Justice Baqar Ali Najafi will take up today the writ petition filed by Hafiz Mushtaq Naeemi against the NAB chairman and the Federation of Pakistan.

The National Accountability Bureau had arrested Shehbaz in a Rs14 billion Ashiana Iqbal Housing Scheme case accusing him of awarding illegal contracts to his favourite company and the accountability court later had granted his physical remand for 10 days till October 16.

During the hearing, the NAB prosecutor had argued that the former Punjab chief minister misused his powers and his actions caused a big loss to the national exchequer. He told the court that the competent authority had authorised an inquiry against management/officials of Punjab Land Development Company (PLDC), Lahore Casa Developers, Lahore Development Authority (LDA) and others vide a letter that was later converted into investigation. And that an interim reference No 50/2018 against the officials and others was also under trial before the court, he said.

As per the NAB official, Shehbaz, being then chief minister, unlawfully assumed powers of Board of Directors of PLDC, misused his authority and acted in connivance with Fawad Hassan Fawad, the then secretary (implementation) to Punjab CM. The accused illegally and with malafide intention forwarded the matter to Anti –Corruption Establishment (ACE) to kneel down the successful bidder to their whims, he added.

The writ petition, filed through Zulfiqar Ahmad Bhulla Advocate under Article 199 of the Constitution, says NAB Ordinance 1999 was promulgated by then President Pervez Musharaf and regularised by the parliament. Under Article 270AA(2) of the Constitution, it further says, the ordinances which were in force at the time of 18th Amendment 2010 shall continue to be in force until altered, repealed or amended by the competent authority. Under Article 89 of the Constitution, an ordinance which is promulgated by the president will remain in field for 120 days and both the houses can extend the ordinance for a period of 120 days and such extension of the ordinance under Article 89(2) is for only once meaning that the Senate and the National Assembly now cannot regularise the ordinance envisaged under Article 270AA. Thus, both Article 89(2) and article 270AA are contradictory to each other which require the attention of this court, the petitioner says.

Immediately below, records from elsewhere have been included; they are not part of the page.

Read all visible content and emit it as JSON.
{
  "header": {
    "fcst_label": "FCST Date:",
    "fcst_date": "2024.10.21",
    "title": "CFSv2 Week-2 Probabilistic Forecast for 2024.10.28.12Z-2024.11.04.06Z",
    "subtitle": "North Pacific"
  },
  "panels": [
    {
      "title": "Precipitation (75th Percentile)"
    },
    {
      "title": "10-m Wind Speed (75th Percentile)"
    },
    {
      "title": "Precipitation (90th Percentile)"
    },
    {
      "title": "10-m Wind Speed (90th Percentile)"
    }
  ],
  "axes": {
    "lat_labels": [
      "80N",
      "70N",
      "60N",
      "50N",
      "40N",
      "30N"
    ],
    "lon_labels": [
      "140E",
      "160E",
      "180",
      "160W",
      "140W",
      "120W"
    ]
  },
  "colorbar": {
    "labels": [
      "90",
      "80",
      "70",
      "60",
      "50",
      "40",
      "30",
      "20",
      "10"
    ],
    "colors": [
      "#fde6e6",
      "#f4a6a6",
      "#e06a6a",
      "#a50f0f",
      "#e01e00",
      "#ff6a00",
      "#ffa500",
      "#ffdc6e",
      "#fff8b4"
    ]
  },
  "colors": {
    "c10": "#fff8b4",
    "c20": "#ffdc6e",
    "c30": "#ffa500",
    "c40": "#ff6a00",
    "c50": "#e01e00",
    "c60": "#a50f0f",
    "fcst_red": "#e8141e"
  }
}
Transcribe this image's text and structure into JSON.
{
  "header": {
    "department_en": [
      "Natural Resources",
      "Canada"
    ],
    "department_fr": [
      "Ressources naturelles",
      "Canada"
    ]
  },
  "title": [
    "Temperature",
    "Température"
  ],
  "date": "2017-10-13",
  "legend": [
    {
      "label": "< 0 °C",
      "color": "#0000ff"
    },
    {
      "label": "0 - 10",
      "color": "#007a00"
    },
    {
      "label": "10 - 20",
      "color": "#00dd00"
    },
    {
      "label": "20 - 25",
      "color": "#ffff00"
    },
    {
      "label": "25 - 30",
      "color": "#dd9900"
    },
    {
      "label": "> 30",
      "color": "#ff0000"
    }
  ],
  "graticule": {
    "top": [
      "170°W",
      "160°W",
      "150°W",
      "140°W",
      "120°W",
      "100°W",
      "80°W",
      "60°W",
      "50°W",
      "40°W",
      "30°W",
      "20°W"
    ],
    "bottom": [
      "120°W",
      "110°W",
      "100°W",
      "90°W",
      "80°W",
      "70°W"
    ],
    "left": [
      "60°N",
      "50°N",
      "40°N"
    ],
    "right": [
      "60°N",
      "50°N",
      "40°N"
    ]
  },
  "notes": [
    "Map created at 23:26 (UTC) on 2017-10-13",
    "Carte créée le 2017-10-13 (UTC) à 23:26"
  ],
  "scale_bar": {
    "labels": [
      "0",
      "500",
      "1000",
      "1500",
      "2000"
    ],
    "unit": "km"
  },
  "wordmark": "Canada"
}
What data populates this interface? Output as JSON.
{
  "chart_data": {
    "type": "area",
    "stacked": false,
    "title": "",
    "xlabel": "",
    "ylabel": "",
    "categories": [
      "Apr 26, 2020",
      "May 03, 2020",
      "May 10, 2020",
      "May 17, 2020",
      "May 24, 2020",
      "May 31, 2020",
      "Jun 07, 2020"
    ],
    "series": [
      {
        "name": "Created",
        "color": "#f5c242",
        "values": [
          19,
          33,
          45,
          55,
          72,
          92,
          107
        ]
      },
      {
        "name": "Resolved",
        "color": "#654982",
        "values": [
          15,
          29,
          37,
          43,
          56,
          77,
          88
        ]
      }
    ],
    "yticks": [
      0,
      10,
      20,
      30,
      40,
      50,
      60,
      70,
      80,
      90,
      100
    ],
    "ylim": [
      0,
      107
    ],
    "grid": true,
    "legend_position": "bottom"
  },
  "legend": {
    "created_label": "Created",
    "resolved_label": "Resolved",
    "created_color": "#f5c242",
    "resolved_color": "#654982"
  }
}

“Moreover, the section 15 of the NAB Ordinance 1999 provides ‘where an accused person is convicted of an offence Under Section 9 of this Ordinance shall forthwith cease to hold public office if any held by him, and further he shall stand disqualified for a period of 10 years’. No law can explain the disqualification of an existing member as clause P of Article 63(1) provides only the disqualification from being chosen through a law,” he states. “Even a disqualification from being chosen under clause P of Article 63(1) and explanation can be through a law other than an ordinance, so section 15 of NAB Ordinance cannot explain even disqualification from being chosen of a member of parliament or provincial assembly.”

He states that section 15 of the NAB Ordinance is violative of the procedure laid down in Article 63(2) for the disqualification of an existing member of parliament.

He quotes Article 248 of the Constitution as saying that the president, a governor, the prime minister, a federal minister, a minister of state, the chief minister and a provincial minister shall not be answerable to any court for the exercise of powers and performance of functions of their respective offices or for any act done in the exercise of those powers and performance of those functions: provided that nothing in this clause shall be construed as restricting the right of any person to bring appropriate proceedings against the federation or province.

The law provides a personal protection to the offices mentioned above so NAB Ordinance 1999 is violative of Article 248(1), he states. He prayed that Section 15 of NAB Ordinance was contradictory to the explanation of Article 63(p) and Article 63(2) and liable to be struck down. He finally prayed that the arrest of Shehbaz Sharif and consequential remand order dated October 6, 2018 was violative of Article 248 of the Constitution and be suspended.